The mouse focus is the bit of the pointer that represents the actual mouse position, ie. the (mouse_x, mouse_y) position. By default this is the top left corner of the arrow, but if you are using a different mouse pointer you might need to alter it.

 

mickeyx , mickeyy = mouse.get_mickeys( )

Measures how far the mouse has moved since the last call to this function. The values of mickeyx and mickeyy will become negative if the mouse is moved left or up, respectively. The mouse will continue to generate movement mickeys even when it reaches the edge of the screen, so this form of input can be useful for games that require an infinite range of mouse movement.
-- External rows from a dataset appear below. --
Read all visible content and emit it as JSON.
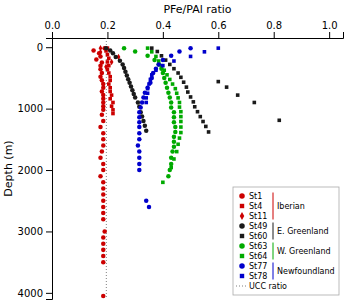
{
  "chart_data": {
    "type": "scatter",
    "xlabel": "PFe/PAl ratio",
    "ylabel": "Depth (m)",
    "xlim": [
      0.0,
      1.05
    ],
    "ylim": [
      4100,
      -150
    ],
    "xticks": [
      {
        "value": 0.0,
        "label": "0.0"
      },
      0.2,
      0.4,
      0.6,
      0.8,
      {
        "value": 1.0,
        "label": "1.0"
      }
    ],
    "yticks": [
      0,
      1000,
      2000,
      3000,
      4000
    ],
    "grid": false,
    "legend": "lower right",
    "reference_lines": [
      {
        "name": "UCC ratio",
        "x": 0.196,
        "color": "gray",
        "line_style": "dotted"
      }
    ],
    "series": [
      {
        "name": "St1",
        "color": "#cc0000",
        "marker": "circle",
        "x": [
          0.19,
          0.15,
          0.17,
          0.175,
          0.16,
          0.18,
          0.175,
          0.175,
          0.18,
          0.175,
          0.18,
          0.185,
          0.185,
          0.18,
          0.185,
          0.185,
          0.185,
          0.185,
          0.185,
          0.18,
          0.185,
          0.175,
          0.185,
          0.185,
          0.185,
          0.18,
          0.175,
          0.185,
          0.185,
          0.175,
          0.185,
          0.185,
          0.185,
          0.185,
          0.185,
          0.185,
          0.185,
          0.19,
          0.185,
          0.185,
          0.185,
          0.185,
          0.185,
          0.185
        ],
        "values": [
          15,
          55,
          100,
          150,
          200,
          250,
          300,
          360,
          420,
          480,
          540,
          600,
          660,
          720,
          780,
          840,
          900,
          960,
          1020,
          1100,
          1200,
          1300,
          1400,
          1500,
          1600,
          1700,
          1800,
          1900,
          2000,
          2100,
          2200,
          2300,
          2400,
          2500,
          2600,
          2700,
          2800,
          3000,
          3100,
          3200,
          3300,
          3400,
          3500,
          4050
        ]
      },
      {
        "name": "St4",
        "color": "#cc0000",
        "marker": "square",
        "x": [
          0.2,
          0.195,
          0.2,
          0.205,
          0.2,
          0.205,
          0.2,
          0.205,
          0.21,
          0.21,
          0.205,
          0.21,
          0.21,
          0.215,
          0.21,
          0.22,
          0.215,
          0.22,
          0.22
        ],
        "values": [
          15,
          60,
          120,
          180,
          240,
          300,
          360,
          420,
          480,
          540,
          600,
          660,
          720,
          780,
          840,
          900,
          960,
          1020,
          1080
        ]
      },
      {
        "name": "St11",
        "color": "#cc0000",
        "marker": "diamond",
        "x": [
          0.175,
          0.175,
          0.24,
          0.215,
          0.195
        ],
        "values": [
          15,
          80,
          160,
          240,
          320
        ]
      },
      {
        "name": "St49",
        "color": "#1a1a1a",
        "marker": "circle",
        "x": [
          0.195,
          0.21,
          0.22,
          0.23,
          0.245,
          0.255,
          0.26,
          0.265,
          0.27,
          0.275,
          0.28,
          0.285,
          0.29,
          0.295,
          0.3,
          0.31,
          0.315,
          0.32,
          0.325,
          0.33,
          0.335,
          0.34
        ],
        "values": [
          15,
          55,
          100,
          160,
          220,
          280,
          340,
          400,
          460,
          520,
          580,
          640,
          700,
          760,
          820,
          900,
          970,
          1060,
          1130,
          1200,
          1280,
          1360
        ]
      },
      {
        "name": "St60",
        "color": "#1a1a1a",
        "marker": "square",
        "x": [
          0.36,
          0.38,
          0.395,
          0.41,
          0.425,
          0.44,
          0.455,
          0.465,
          0.475,
          0.485,
          0.49,
          0.5,
          0.51,
          0.515,
          0.525,
          0.535,
          0.545,
          0.555,
          0.565,
          0.6,
          0.63,
          0.67,
          0.73,
          0.82
        ],
        "values": [
          15,
          70,
          140,
          210,
          280,
          350,
          420,
          490,
          570,
          650,
          730,
          810,
          890,
          970,
          1050,
          1130,
          1210,
          1290,
          1380,
          560,
          650,
          780,
          900,
          1190
        ]
      },
      {
        "name": "St63",
        "color": "#00aa00",
        "marker": "circle",
        "x": [
          0.26,
          0.3,
          0.345,
          0.37,
          0.385,
          0.395,
          0.4,
          0.405,
          0.41,
          0.415,
          0.42,
          0.425,
          0.43,
          0.43,
          0.44,
          0.44,
          0.44,
          0.445,
          0.445,
          0.44,
          0.44,
          0.44,
          0.435,
          0.43,
          0.43,
          0.425,
          0.42
        ],
        "values": [
          15,
          70,
          140,
          210,
          280,
          350,
          420,
          500,
          580,
          660,
          740,
          820,
          900,
          980,
          1060,
          1140,
          1220,
          1300,
          1380,
          1460,
          1540,
          1620,
          1700,
          1800,
          1900,
          2000,
          2100
        ]
      },
      {
        "name": "St64",
        "color": "#00aa00",
        "marker": "square",
        "x": [
          0.345,
          0.36,
          0.375,
          0.385,
          0.395,
          0.405,
          0.415,
          0.425,
          0.435,
          0.445,
          0.45,
          0.455,
          0.46,
          0.46,
          0.465,
          0.465,
          0.465,
          0.465,
          0.465,
          0.46,
          0.455,
          0.45,
          0.44,
          0.43,
          0.4
        ],
        "values": [
          15,
          75,
          150,
          225,
          300,
          375,
          450,
          525,
          600,
          675,
          750,
          825,
          900,
          975,
          1050,
          1130,
          1210,
          1300,
          1390,
          1480,
          1580,
          1700,
          1820,
          1960,
          2200
        ]
      },
      {
        "name": "St77",
        "color": "#0000cc",
        "marker": "circle",
        "x": [
          0.5,
          0.46,
          0.43,
          0.4,
          0.385,
          0.375,
          0.365,
          0.36,
          0.355,
          0.345,
          0.335,
          0.33,
          0.325,
          0.32,
          0.315,
          0.315,
          0.315,
          0.315,
          0.315,
          0.315,
          0.31,
          0.315,
          0.315,
          0.315,
          0.315,
          0.34,
          0.35
        ],
        "values": [
          15,
          70,
          140,
          210,
          280,
          350,
          420,
          500,
          580,
          660,
          740,
          820,
          900,
          980,
          1060,
          1140,
          1220,
          1300,
          1400,
          1500,
          1600,
          1700,
          1800,
          1900,
          2000,
          2500,
          2600
        ]
      },
      {
        "name": "St78",
        "color": "#0000cc",
        "marker": "square",
        "x": [
          0.6,
          0.55,
          0.5,
          0.44,
          0.4,
          0.375,
          0.36,
          0.355,
          0.35,
          0.345,
          0.345,
          0.34,
          0.34
        ],
        "values": [
          15,
          75,
          150,
          225,
          300,
          375,
          450,
          525,
          600,
          675,
          750,
          825,
          900
        ]
      }
    ],
    "legend_groups": [
      {
        "label": "Iberian",
        "series": [
          "St1",
          "St4",
          "St11"
        ],
        "color": "#cc0000"
      },
      {
        "label": "E. Greenland",
        "series": [
          "St49",
          "St60"
        ],
        "color": "#1a1a1a"
      },
      {
        "label": "W. Greenland",
        "series": [
          "St63",
          "St64"
        ],
        "color": "#00aa00"
      },
      {
        "label": "Newfoundland",
        "series": [
          "St77",
          "St78"
        ],
        "color": "#0000cc"
      }
    ]
  }
}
Note that the infinite movement may not work in windowed mode, since under some platforms the mouse would leave the window, and may not work at all if the hardware cursor is in use.

 

Mouse callback is not implemented and I am not sure it ever will be, since it happens asynchronously in the interrupt. It is possible to write useful programs without the need of using interrupt callbacks anyway. This callback exists in Allegro library because it is a game programming library, so I can imagine that these low-level tricks are desired by game programmers.

extern void (*mouse_callback)(int flags);


Called by the interrupt handler whenever the mouse moves or one of the buttons changes state. This function must be in locked memory, and must execute _very_ quickly! 

The statement above is another argument, that mouse_callback should never be implemented in LuAllegro. 

It is passed the event flags that triggered the call, which is a bitmask containing any of the values MOUSE_FLAG_MOVE, MOUSE_FLAG_LEFT_DOWN, MOUSE_FLAG_LEFT_UP, MOUSE_FLAG_RIGHT_DOWN, MOUSE_FLAG_RIGHT_UP, MOUSE_FLAG_MIDDLE_DOWN, MOUSE_FLAG_MIDDLE_UP, and MOUSE_FLAG_MOVE_Z. Note that even if the mouse has more than three buttons, only the first three can be trapped using a callback.